場面が切り替わると、ぱっと見、特定できないから。
それが登場人物の誰であるのか。
劇場ならスクリーンが大きいからまた違うのかもしれませんけどね。
けどね、環境がどうであれ、それもせいぜい2時間が限界だと私は思うんですよ。
人間って、そんなに長く緊張を維持できるような仕組みになってないと思いますし、人体生理学的に。
2時間超えたあたりで湧き上がってくる感情は「もういいから許してくれ」または「なんでもいいから早く終わってくれ」。
内容うんぬんどころの話じゃないです。
面白いな、興味深いな、と感じる以前に苦行。
見続けること自体が苦行。
それでも気力を振り絞り、冬山登山にも似た心境で歯を食いしばってなんとか最後まで見て、その直後に抱いた感想を率直に述べるなら、4時間必要ない、以上、でしたね。
いや、あのね、ここまで長尺でありながら信じられないことにあんまり内容濃くないんですよ、この映画。
最後の30分ぐらいであらすじ全部語れてしまうんです。
途中の2時間程度、特になにも起きてないに等しい。
物語の落とし所もどこか70年代の日本映画風にペシミスティックで、決して目新しいとは言えないものでしたし。
いったいどうなってるんだこの監督?と思って少し調べてみたら、いわゆるスロー・シネマと呼ばれるジャンルの旗手として注目されてる人なんだとか。
で、スロー・シネマとはなんぞや?って話なんですが、作品の公式サイトに書かれていたことをそのまま転載するなら「タルコフスキー、アントニオーニ、アンゲロプロスらを起源に持ち、極端なロング・テイク(長回し)とそれに伴う反復とズレ、世界を観察するかのようなカメラの目線、希薄な物語性、といった際立った特徴をそなえた一連のアート・フィルム」である、とか。
「古典的な映画話法、つまり時間の省略と空間の飛躍によって効率的かつ劇的に物語を語るのではなく、画面内にあらわれる時空間を観客も共有して一緒に生きるような映画」とも記述されてました。
うーん、言ってることはわからなくはない、わからなくはないが、それに共鳴できるかどうかってのはまた別であって。
あえて時代を逆行して作家性にこだわる姿勢は好ましく思いますが、それも程度によるんじゃ、と私なんかは思ったりします。
これだけたくさんの娯楽があふれかえる世の中で、スロー・シネマに4時間捻出できる人ってほんと稀有だと思う次第。
ちなみにこのラヴ・ディアスって監督、フィリピン本国ではすでに16本ほど作品を発表しており、中には9時間近い上映時間の作品もあるとか。

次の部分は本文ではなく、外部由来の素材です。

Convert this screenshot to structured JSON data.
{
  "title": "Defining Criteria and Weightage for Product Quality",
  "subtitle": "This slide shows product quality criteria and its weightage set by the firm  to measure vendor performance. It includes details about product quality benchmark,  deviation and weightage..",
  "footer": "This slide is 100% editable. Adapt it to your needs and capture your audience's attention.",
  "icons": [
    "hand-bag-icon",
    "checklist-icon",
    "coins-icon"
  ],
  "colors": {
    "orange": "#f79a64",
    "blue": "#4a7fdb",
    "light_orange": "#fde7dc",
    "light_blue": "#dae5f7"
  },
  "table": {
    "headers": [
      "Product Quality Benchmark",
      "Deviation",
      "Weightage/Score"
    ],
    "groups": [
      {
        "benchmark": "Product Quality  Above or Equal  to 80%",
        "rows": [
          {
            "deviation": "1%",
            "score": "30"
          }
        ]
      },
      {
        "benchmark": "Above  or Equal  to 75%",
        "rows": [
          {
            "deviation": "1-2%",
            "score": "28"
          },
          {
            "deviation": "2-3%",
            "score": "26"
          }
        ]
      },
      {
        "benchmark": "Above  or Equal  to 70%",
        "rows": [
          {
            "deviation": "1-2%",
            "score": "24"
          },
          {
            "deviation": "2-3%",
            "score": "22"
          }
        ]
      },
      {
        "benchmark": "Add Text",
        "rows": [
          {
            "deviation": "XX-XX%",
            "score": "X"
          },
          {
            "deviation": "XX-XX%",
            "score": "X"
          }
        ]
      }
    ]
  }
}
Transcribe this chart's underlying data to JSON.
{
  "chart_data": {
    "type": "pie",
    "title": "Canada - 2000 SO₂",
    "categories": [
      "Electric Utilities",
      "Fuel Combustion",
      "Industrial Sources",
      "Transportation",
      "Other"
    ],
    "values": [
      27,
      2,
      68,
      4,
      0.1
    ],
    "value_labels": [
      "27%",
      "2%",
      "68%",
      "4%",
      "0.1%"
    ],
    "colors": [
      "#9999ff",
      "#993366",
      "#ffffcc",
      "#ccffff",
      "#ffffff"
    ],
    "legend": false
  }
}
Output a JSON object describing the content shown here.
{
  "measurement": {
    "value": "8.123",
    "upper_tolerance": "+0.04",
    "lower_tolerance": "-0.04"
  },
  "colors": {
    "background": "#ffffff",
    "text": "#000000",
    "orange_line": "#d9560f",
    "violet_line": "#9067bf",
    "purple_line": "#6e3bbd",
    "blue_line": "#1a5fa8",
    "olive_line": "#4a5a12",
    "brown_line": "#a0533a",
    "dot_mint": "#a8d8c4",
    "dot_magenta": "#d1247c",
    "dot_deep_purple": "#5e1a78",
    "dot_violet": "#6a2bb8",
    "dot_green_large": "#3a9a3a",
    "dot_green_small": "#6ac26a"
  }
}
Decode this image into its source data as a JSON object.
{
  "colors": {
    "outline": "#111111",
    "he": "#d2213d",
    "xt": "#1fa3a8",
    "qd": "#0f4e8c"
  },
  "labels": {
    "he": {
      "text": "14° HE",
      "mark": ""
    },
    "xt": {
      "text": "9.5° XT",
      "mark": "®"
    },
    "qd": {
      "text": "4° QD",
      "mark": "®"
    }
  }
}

決して蔑んでいるわけではない、嘲っているわけでもない、そこはほんと理解して欲しいんですけどね、あえてね、関西風に言わせてもらうなら「アホなんか?」と思います、ほんとに。
9時間って・・・。
度が過ぎるわ、マジで。
いやね、あ、いいな、と思える瞬間もあったんですよ、はっとする場面もありましたしね、でもそれを立て続けに4時間やられちゃうとね、疲れて全部消し飛んでしまうわけですよ。
もうドラマシリーズでいいじゃないか、と。
ダメなんでしょうけどね、きっと。
強烈に人を選ぶ映画だと思います。
よほどの好事家でないとこの映画を雄弁に語ることって、できないんじゃないでしょうか。
私は無理。
ブロックバスター映画が大流行な今の風潮が素晴らしいとは決して思いませんけど、だからといってこれがカウンターになるのかというと、少し違うような気もしますね。